Obviously, that speculation needs to be explored - but it is not satisfactory as a stand-alone explanation for the disparity.

Black and Native American people have suffered much more than whites. Statistics from the Centers for Disease Control and Prevention indicate that, proportionately, Black people are infected by COVID-19 2.6 times more often than white people. Their hospitalization rate is 4.7 times as high and their death rate is more than twice that for whites.

Native Americans infected by the virus are hospitalized 5.3 times as frequently as whites. They perish 1.4 times as often.

Reaction to the numbers has been spotty. As The Associated Press reports, Black clergy leaders and the United Way of New York City are partnering to provide more resources to the minority community in that urban area. Better testing and contact tracing are among goals.

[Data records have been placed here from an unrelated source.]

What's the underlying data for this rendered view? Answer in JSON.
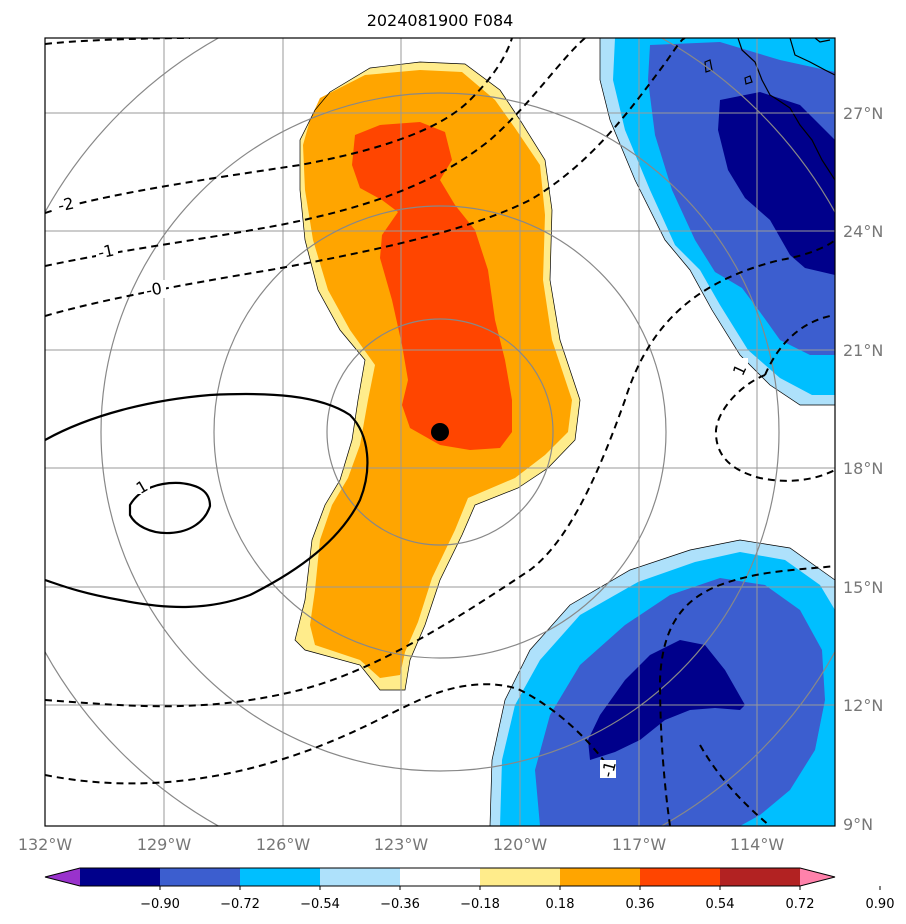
{
  "title": "2024081900 F084",
  "lat_labels": [
    "27°N",
    "24°N",
    "21°N",
    "18°N",
    "15°N",
    "12°N",
    "9°N"
  ],
  "lon_labels": [
    "132°W",
    "129°W",
    "126°W",
    "123°W",
    "120°W",
    "117°W",
    "114°W"
  ],
  "contour_labels": [
    "-2",
    "-1",
    "-0",
    "1",
    "1",
    "-1"
  ],
  "colorbar": {
    "ticks": [
      "−0.90",
      "−0.72",
      "−0.54",
      "−0.36",
      "−0.18",
      "0.18",
      "0.36",
      "0.54",
      "0.72",
      "0.90"
    ],
    "colors": [
      "#9932cc",
      "#00008b",
      "#3c5ecf",
      "#00bfff",
      "#aee1fb",
      "#ffffff",
      "#ffec8b",
      "#ffa500",
      "#ff4500",
      "#b22222",
      "#ff82ab"
    ]
  },
  "storm_center": {
    "label": "",
    "lon": -122.1,
    "lat": 19.0
  },
  "colors": {
    "grid": "#999999",
    "range_rings": "#888888",
    "axis_labels": "#777777"
  }
}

New York City is highly unusual in that regard, however. In most areas, there are no specialized initiatives aimed at safeguarding minorities against COVID-19.

While the New York campaign has common-sense appeal, there is much about how the coronavirus affects human beings of all skin colors that we do not know. Why are minorities hit harder? What can we do about that?

It is entirely possible that new pandemics will invade the United States. But we know COVID-19 behaves differently than many other viruses. So what guarantee is there that if safeguards against this disease are developed for minorities, they will be effective against another epidemic?

None. Still, the research needs to be a priority for the simple reason that COVID-19 will continue to be a widespread threat for months - and that what we learn about it may provide information critical in battling other diseases in the future.